Appendix 2: Reagents

 
 
JC-1
Molecular Probes,
Eugene, OR, USA
catalog No.: T-3168
 

Note: colture medium, saline solutions and washing buffers are depending on the cell type which is used for the experimental procedure (PBMC, fibroblasts, hepatocytes, etc.).

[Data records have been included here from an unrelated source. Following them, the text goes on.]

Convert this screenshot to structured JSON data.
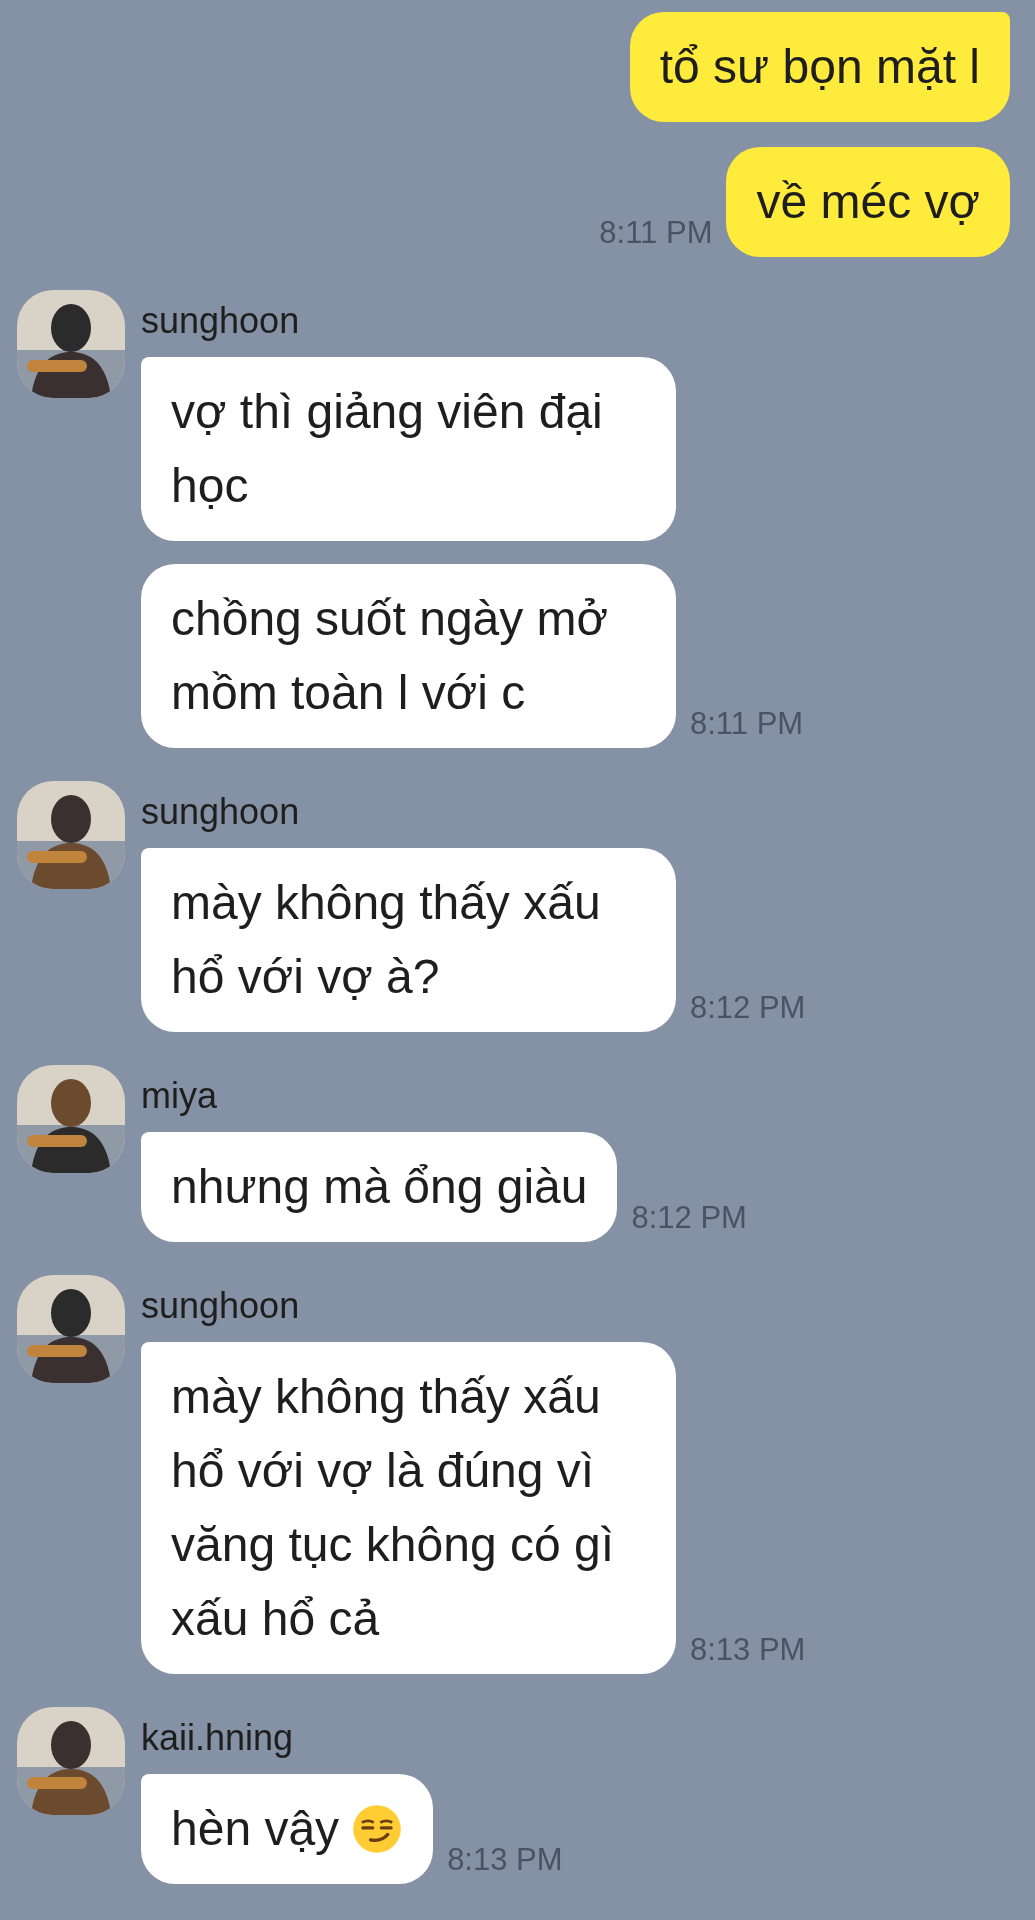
{
  "messages": [
    {
      "kind": "outgoing",
      "texts": [
        "tổ sư bọn mặt l",
        "về méc vợ"
      ],
      "time": "8:11 PM"
    },
    {
      "kind": "incoming",
      "sender": "sunghoon",
      "bubbles": [
        {
          "kind": "plain",
          "text": "vợ thì giảng viên đại học"
        },
        {
          "kind": "plain",
          "text": "chồng suốt ngày mở mồm toàn l với c"
        }
      ],
      "time": "8:11 PM"
    },
    {
      "kind": "incoming",
      "sender": "sunghoon",
      "bubbles": [
        {
          "kind": "plain",
          "text": "mày không thấy xấu hổ với vợ à?"
        }
      ],
      "time": "8:12 PM"
    },
    {
      "kind": "incoming",
      "sender": "miya",
      "bubbles": [
        {
          "kind": "plain",
          "text": "nhưng mà ổng giàu"
        }
      ],
      "time": "8:12 PM"
    },
    {
      "kind": "incoming",
      "sender": "sunghoon",
      "bubbles": [
        {
          "kind": "plain",
          "text": "mày không thấy xấu hổ với vợ là đúng vì văng tục không có gì xấu hổ cả"
        }
      ],
      "time": "8:13 PM"
    },
    {
      "kind": "incoming",
      "sender": "kaii.hning",
      "bubbles": [
        {
          "kind": "emoji",
          "text": "hèn vậy"
        }
      ],
      "time": "8:13 PM"
    }
  ]
}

For blood white cells, RPMI 1640 with 10% heat inactivated foetal calf serum, 100 IU/ml penicillin, 100 mg/ml streptomycin, 2 mM L-glutamine is normally used as complete colture medium.

 

Appendix 3: Equipment

 
Flow Cabinet TC60 Gelaire 
Flow Cytometer FACScan Becton Dickinson
Incubator CO2-AUTO-ZERO Heraeus 
Centrifuge Minifuge RF  Heraeus
Pipetman P20, P200, P1000 Gilson
Vortex Vibrofix VF1 Electronic Janke & Kunkel-Ika 
Labortechnik
 

Appendix 4: Glossary

 

Mitochondrial membrane potential (Dy) is generated by mitochondrial electron transport chain, which drives a proton flow from matrix through inner mitochondrial membrane to cytoplasm, thus creating an electrochemical gradient. This gradient is in turn responsible for the formation of ATP molecules by F0-F1 ATP synthase. For this reason Dy is an important parameter for mitochondrial functionality and an indirect evidence of energy status of the cell.